As I've blogged before, many folks think that a company's commitment to IT needs to start at the very top -- with its board of directors.
Yet a Deloitte survey published last spring found that IT isn't exactly top-of-mind for most boards. Just 14 percent of board members told Deloitte they were "completely and actively involved" in board strategy. Researcher Steve Andriole discovered a similar trend in his own survey.
A more recent survey conducted by the UK's IT Governance consulting firm reinforces those earlier findings. According to a Computerworld UK article, most IT employees felt their boards had a poor understanding of IT issues.

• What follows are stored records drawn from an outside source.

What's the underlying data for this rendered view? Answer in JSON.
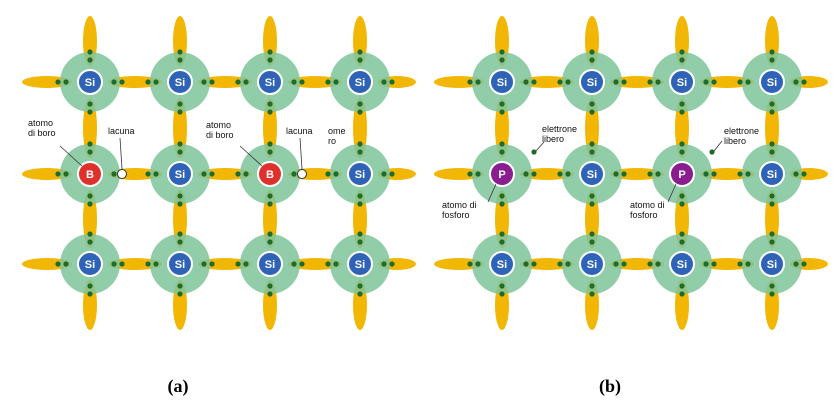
{
  "colors": {
    "bond": "#f2b705",
    "electron": "#1f6b2a",
    "halo": "#7fc49a",
    "silicon": "#2f63b8",
    "boron": "#e0302c",
    "phosphorus": "#8a1d8f",
    "hole": "#ffffff"
  },
  "atoms": {
    "silicon": "Si",
    "boron": "B",
    "phosphorus": "P"
  },
  "panels": [
    {
      "caption": "(a)",
      "dopant": "boron",
      "labels": {
        "dopant_1": [
          "atomo",
          "di boro"
        ],
        "hole_1": "lacuna",
        "dopant_2": [
          "atomo",
          "di boro"
        ],
        "hole_2": "lacuna",
        "cut_fragment": [
          "ome",
          "ro"
        ]
      }
    },
    {
      "caption": "(b)",
      "dopant": "phosphorus",
      "labels": {
        "electron_1": [
          "elettrone",
          "libero"
        ],
        "dopant_1": [
          "atomo di",
          "fosforo"
        ],
        "electron_2": [
          "elettrone",
          "libero"
        ],
        "dopant_2": [
          "atomo di",
          "fosforo"
        ]
      }
    }
  ]
}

Less than 7 percent of respondents, for example, said their boards understood the potential business risks associated with IT. More than 57 percent said their boards also did not understand the impact of legacy IT systems on the business.

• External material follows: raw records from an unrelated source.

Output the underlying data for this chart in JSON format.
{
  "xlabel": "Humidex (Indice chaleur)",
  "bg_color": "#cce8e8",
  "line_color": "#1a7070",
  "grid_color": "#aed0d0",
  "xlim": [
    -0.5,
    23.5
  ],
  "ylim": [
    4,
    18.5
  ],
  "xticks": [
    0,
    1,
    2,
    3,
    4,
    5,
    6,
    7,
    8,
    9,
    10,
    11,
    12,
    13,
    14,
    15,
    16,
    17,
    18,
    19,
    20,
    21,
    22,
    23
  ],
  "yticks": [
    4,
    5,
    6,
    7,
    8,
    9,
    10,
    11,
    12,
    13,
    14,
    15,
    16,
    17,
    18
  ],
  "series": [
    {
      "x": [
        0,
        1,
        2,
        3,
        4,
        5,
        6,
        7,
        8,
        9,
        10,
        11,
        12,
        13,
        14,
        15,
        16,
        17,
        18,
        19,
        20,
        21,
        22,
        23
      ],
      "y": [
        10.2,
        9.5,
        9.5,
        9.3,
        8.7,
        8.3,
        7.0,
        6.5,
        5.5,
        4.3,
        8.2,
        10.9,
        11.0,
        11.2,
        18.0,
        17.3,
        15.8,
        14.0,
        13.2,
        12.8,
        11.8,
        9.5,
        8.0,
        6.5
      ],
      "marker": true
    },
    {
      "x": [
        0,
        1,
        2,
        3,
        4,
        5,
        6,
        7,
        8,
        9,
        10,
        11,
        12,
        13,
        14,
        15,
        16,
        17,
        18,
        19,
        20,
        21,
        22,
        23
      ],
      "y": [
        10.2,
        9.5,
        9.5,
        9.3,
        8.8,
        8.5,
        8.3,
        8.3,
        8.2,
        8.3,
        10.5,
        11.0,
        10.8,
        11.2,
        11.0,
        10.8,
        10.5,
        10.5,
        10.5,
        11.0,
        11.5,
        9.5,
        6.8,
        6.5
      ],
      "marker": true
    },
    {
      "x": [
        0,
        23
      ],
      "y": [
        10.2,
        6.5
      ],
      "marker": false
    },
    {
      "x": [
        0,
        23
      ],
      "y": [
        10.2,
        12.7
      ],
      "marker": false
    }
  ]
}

Despite this, fewer than half of the companies surveyed used governance frameworks like the Control Objectives for Information and Related Technology (COBIT). Of course, there are challenges in implementing such frameworks, including staff shortages, as I blogged earlier this week.

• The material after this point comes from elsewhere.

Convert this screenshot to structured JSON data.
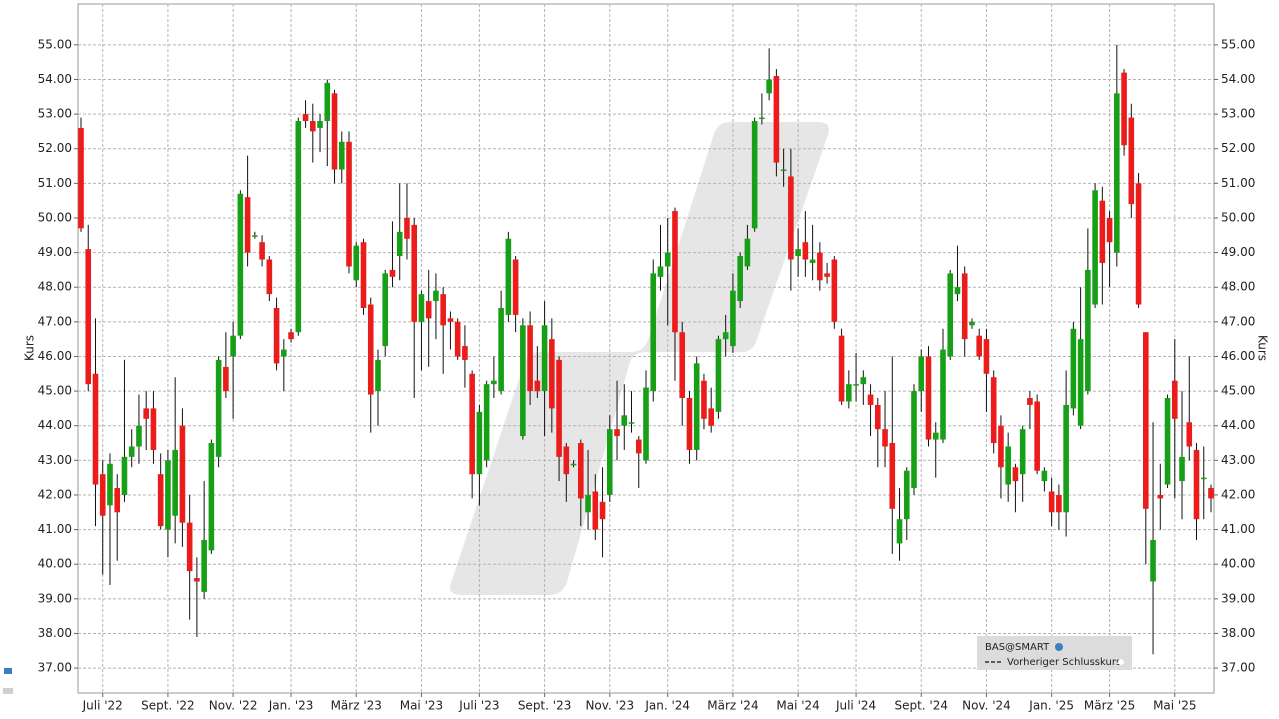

Alan Calder, the CEO of IT Governance, advises companies to establish an IT oversight committee as a sub-committee of the larger board. Singing off on new IT projects and/or killing under-performing projects should be among its responsibilities.
I highlighted a somewhat similar approach in a blog from April. It calls for appointing three groups: a business/IT council, an advisory committee and a group that includes business-process managers and different departments within IT. One of their key tasks should be overseeing the adoption of an appropriate governance framework.